A Retirement Case You Should Not Ignore

The Employee Retirement Income Security Act (ERISA) regulates private employer retirement plans and does not apply to state and local government retirement plans. Tibble v. Edison International is an ERISA case. Before you dismiss it, note that it is an ERISA fiduciary duty case.

A lower court determining the precise nature of the fiduciary duty state and local governments owe employees under a state law similar to ERISA regulating public retirement plans may look to the Supreme Court’s opinion in this case. The Court held unanimously that employers have a continuing duty to monitor retirement investments and remove imprudent ones.  

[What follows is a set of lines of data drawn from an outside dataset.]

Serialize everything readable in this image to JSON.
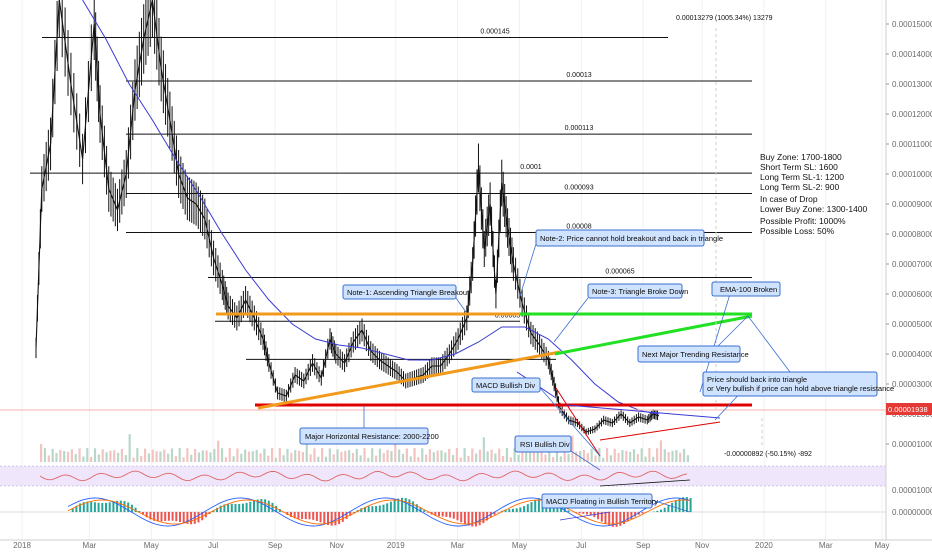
{
  "chart_data": {
    "type": "line",
    "title": "",
    "x_ticks": [
      "2018",
      "Mar",
      "May",
      "Jul",
      "Sep",
      "Nov",
      "2019",
      "Mar",
      "May",
      "Jul",
      "Sep",
      "Nov",
      "2020",
      "Mar",
      "May"
    ],
    "y_ticks": [
      "0.00015000",
      "0.00014000",
      "0.00013000",
      "0.00012000",
      "0.00011000",
      "0.00010000",
      "0.00009000",
      "0.00008000",
      "0.00007000",
      "0.00006000",
      "0.00005000",
      "0.00004000",
      "0.00003000",
      "0.00002000",
      "0.00001000"
    ],
    "ylim": [
      4e-06,
      0.000158
    ],
    "last_price": "0.00001938",
    "fib_levels": [
      {
        "label": "0.000145",
        "value": 0.0001455
      },
      {
        "label": "0.00013",
        "value": 0.000131
      },
      {
        "label": "0.000113",
        "value": 0.0001133
      },
      {
        "label": "0.0001",
        "value": 0.0001003
      },
      {
        "label": "0.000093",
        "value": 9.35e-05
      },
      {
        "label": "0.00008",
        "value": 8.05e-05
      },
      {
        "label": "0.000065",
        "value": 6.55e-05
      },
      {
        "label": "0.00005",
        "value": 5.09e-05
      },
      {
        "label": "",
        "value": 3.82e-05
      }
    ],
    "price_series": [
      {
        "x": 0.0,
        "y": 4.2e-05
      },
      {
        "x": 0.1,
        "y": 9.5e-05
      },
      {
        "x": 0.25,
        "y": 0.00011
      },
      {
        "x": 0.4,
        "y": 0.000158
      },
      {
        "x": 0.6,
        "y": 0.00013
      },
      {
        "x": 0.8,
        "y": 0.000105
      },
      {
        "x": 1.0,
        "y": 0.00015
      },
      {
        "x": 1.1,
        "y": 0.00012
      },
      {
        "x": 1.25,
        "y": 9.5e-05
      },
      {
        "x": 1.4,
        "y": 8.8e-05
      },
      {
        "x": 1.55,
        "y": 0.0001
      },
      {
        "x": 1.7,
        "y": 0.000128
      },
      {
        "x": 1.85,
        "y": 0.000145
      },
      {
        "x": 2.0,
        "y": 0.000158
      },
      {
        "x": 2.15,
        "y": 0.000135
      },
      {
        "x": 2.3,
        "y": 0.000118
      },
      {
        "x": 2.45,
        "y": 0.0001
      },
      {
        "x": 2.6,
        "y": 9.2e-05
      },
      {
        "x": 2.75,
        "y": 9e-05
      },
      {
        "x": 2.9,
        "y": 8.5e-05
      },
      {
        "x": 3.05,
        "y": 7.2e-05
      },
      {
        "x": 3.2,
        "y": 6.3e-05
      },
      {
        "x": 3.3,
        "y": 5.6e-05
      },
      {
        "x": 3.45,
        "y": 5.2e-05
      },
      {
        "x": 3.6,
        "y": 5.8e-05
      },
      {
        "x": 3.75,
        "y": 5.2e-05
      },
      {
        "x": 3.9,
        "y": 4.5e-05
      },
      {
        "x": 4.0,
        "y": 3.7e-05
      },
      {
        "x": 4.15,
        "y": 2.7e-05
      },
      {
        "x": 4.3,
        "y": 2.6e-05
      },
      {
        "x": 4.45,
        "y": 3.3e-05
      },
      {
        "x": 4.6,
        "y": 3.1e-05
      },
      {
        "x": 4.75,
        "y": 3.7e-05
      },
      {
        "x": 4.9,
        "y": 3.2e-05
      },
      {
        "x": 5.05,
        "y": 4.5e-05
      },
      {
        "x": 5.15,
        "y": 4e-05
      },
      {
        "x": 5.3,
        "y": 3.7e-05
      },
      {
        "x": 5.45,
        "y": 4.4e-05
      },
      {
        "x": 5.6,
        "y": 4.8e-05
      },
      {
        "x": 5.75,
        "y": 4.1e-05
      },
      {
        "x": 5.9,
        "y": 3.8e-05
      },
      {
        "x": 6.05,
        "y": 3.6e-05
      },
      {
        "x": 6.2,
        "y": 3.4e-05
      },
      {
        "x": 6.35,
        "y": 3.1e-05
      },
      {
        "x": 6.5,
        "y": 3.2e-05
      },
      {
        "x": 6.65,
        "y": 3.3e-05
      },
      {
        "x": 6.8,
        "y": 3.6e-05
      },
      {
        "x": 6.95,
        "y": 3.6e-05
      },
      {
        "x": 7.1,
        "y": 4e-05
      },
      {
        "x": 7.25,
        "y": 4.5e-05
      },
      {
        "x": 7.4,
        "y": 5.2e-05
      },
      {
        "x": 7.5,
        "y": 7e-05
      },
      {
        "x": 7.6,
        "y": 0.000102
      },
      {
        "x": 7.7,
        "y": 7.5e-05
      },
      {
        "x": 7.8,
        "y": 9e-05
      },
      {
        "x": 7.9,
        "y": 6e-05
      },
      {
        "x": 8.0,
        "y": 9.7e-05
      },
      {
        "x": 8.1,
        "y": 8.2e-05
      },
      {
        "x": 8.2,
        "y": 7e-05
      },
      {
        "x": 8.35,
        "y": 5.7e-05
      },
      {
        "x": 8.5,
        "y": 4.7e-05
      },
      {
        "x": 8.65,
        "y": 4.3e-05
      },
      {
        "x": 8.8,
        "y": 3.8e-05
      },
      {
        "x": 8.9,
        "y": 3e-05
      },
      {
        "x": 9.0,
        "y": 2.2e-05
      },
      {
        "x": 9.15,
        "y": 1.8e-05
      },
      {
        "x": 9.3,
        "y": 1.7e-05
      },
      {
        "x": 9.45,
        "y": 1.4e-05
      },
      {
        "x": 9.6,
        "y": 1.5e-05
      },
      {
        "x": 9.75,
        "y": 1.8e-05
      },
      {
        "x": 9.9,
        "y": 1.7e-05
      },
      {
        "x": 10.05,
        "y": 2e-05
      },
      {
        "x": 10.2,
        "y": 1.7e-05
      },
      {
        "x": 10.35,
        "y": 1.9e-05
      },
      {
        "x": 10.5,
        "y": 1.8e-05
      },
      {
        "x": 10.6,
        "y": 2e-05
      },
      {
        "x": 10.7,
        "y": 1.938e-05
      }
    ],
    "ema100": [
      {
        "x": 0.8,
        "y": 0.000158
      },
      {
        "x": 1.2,
        "y": 0.000145
      },
      {
        "x": 1.6,
        "y": 0.00013
      },
      {
        "x": 2.0,
        "y": 0.000118
      },
      {
        "x": 2.4,
        "y": 0.000105
      },
      {
        "x": 2.8,
        "y": 9.3e-05
      },
      {
        "x": 3.2,
        "y": 8e-05
      },
      {
        "x": 3.6,
        "y": 6.8e-05
      },
      {
        "x": 4.0,
        "y": 5.8e-05
      },
      {
        "x": 4.4,
        "y": 5e-05
      },
      {
        "x": 4.8,
        "y": 4.5e-05
      },
      {
        "x": 5.2,
        "y": 4.3e-05
      },
      {
        "x": 5.6,
        "y": 4.2e-05
      },
      {
        "x": 6.0,
        "y": 4e-05
      },
      {
        "x": 6.4,
        "y": 3.8e-05
      },
      {
        "x": 6.8,
        "y": 3.8e-05
      },
      {
        "x": 7.2,
        "y": 4e-05
      },
      {
        "x": 7.6,
        "y": 4.4e-05
      },
      {
        "x": 8.0,
        "y": 4.9e-05
      },
      {
        "x": 8.4,
        "y": 4.9e-05
      },
      {
        "x": 8.8,
        "y": 4.5e-05
      },
      {
        "x": 9.2,
        "y": 3.8e-05
      },
      {
        "x": 9.6,
        "y": 3e-05
      },
      {
        "x": 10.0,
        "y": 2.4e-05
      },
      {
        "x": 10.4,
        "y": 2.1e-05
      },
      {
        "x": 10.7,
        "y": 2e-05
      }
    ],
    "series": [
      {
        "name": "Price",
        "color": "#111111"
      },
      {
        "name": "EMA-100",
        "color": "#3b3bd6"
      }
    ]
  },
  "colors": {
    "horizontal_support": "#e00000",
    "orange_trend": "#f29a1b",
    "green_trend": "#22e022",
    "price_badge": "#e53935",
    "note_fill": "#cfe3ff",
    "note_border": "#3a6fd0"
  },
  "measure_top": "0.00013279 (1005.34%) 13279",
  "measure_bottom": "-0.00000892 (-50.15%) -892",
  "trade_plan": [
    "Buy Zone: 1700-1800",
    "Short Term SL: 1600",
    "Long Term SL-1: 1200",
    "Long Term SL-2: 900",
    "",
    "In case of Drop",
    "Lower Buy Zone: 1300-1400",
    "",
    "Possible Profit: 1000%",
    "Possible Loss: 50%"
  ],
  "notes": {
    "n1": "Note-1: Ascending Triangle Breakout",
    "n2": "Note-2: Price cannot hold breakout and back in triangle",
    "n3": "Note-3: Triangle Broke Down",
    "ema": "EMA-100 Broken",
    "next_res": "Next Major Trending Resistance",
    "price_should_1": "Price should back into triangle",
    "price_should_2": "or Very bullish if price can hold above triangle resistance",
    "macd_div": "MACD Bullish Div",
    "rsi_div": "RSI Bullish Div",
    "major_support": "Major Horizontal Resistance: 2000-2200",
    "macd_float": "MACD Floating in Bullish Territory"
  },
  "macd_axis": [
    "0.00001000",
    "0.00000000"
  ]
}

Beneficiaries of Edison’s 401(k) plan sued Edison for violating its fiduciary duty by selecting mutual funds with higher fees than “materially identical” funds. Edison argued that the claims were untimely as to three mutual funds added outside of the six-year statute of limitations. The Ninth Circuit agreed with Edison reasoning that no change in circumstances triggered an obligation to review and change the investments within the six-year statute of limitations.

The Court concluded that the Ninth Circuit failed to recognize “that under trust law a fiduciary is required to conduct a regular review of its investment with the nature and timing of the review contingent on the circumstances.” So in this case as long as the breach of the continuing duty to monitor investments occurred within six years of the lawsuit it was timely. The Court applied trust law because courts frequently look to it to determine the contours of an ERISA fiduciary duty.

All parties ultimately agreed that trust law requires a continuing monitoring of investments but disagreed about the scope of the responsibility. The Court left this to the lower court to resolve.

Experts talking to the Los Angeles Times about the impact of this ruling disagree about whether it is really significant. But the bottom line on this case is simple:  in the ERISA context, employers are responsible on an ongoing basis to make sure that investments are prudent and that fees are reasonable as part of their fiduciary duty. State and local governments are wise to follow suit given their own fiduciary duty under state law.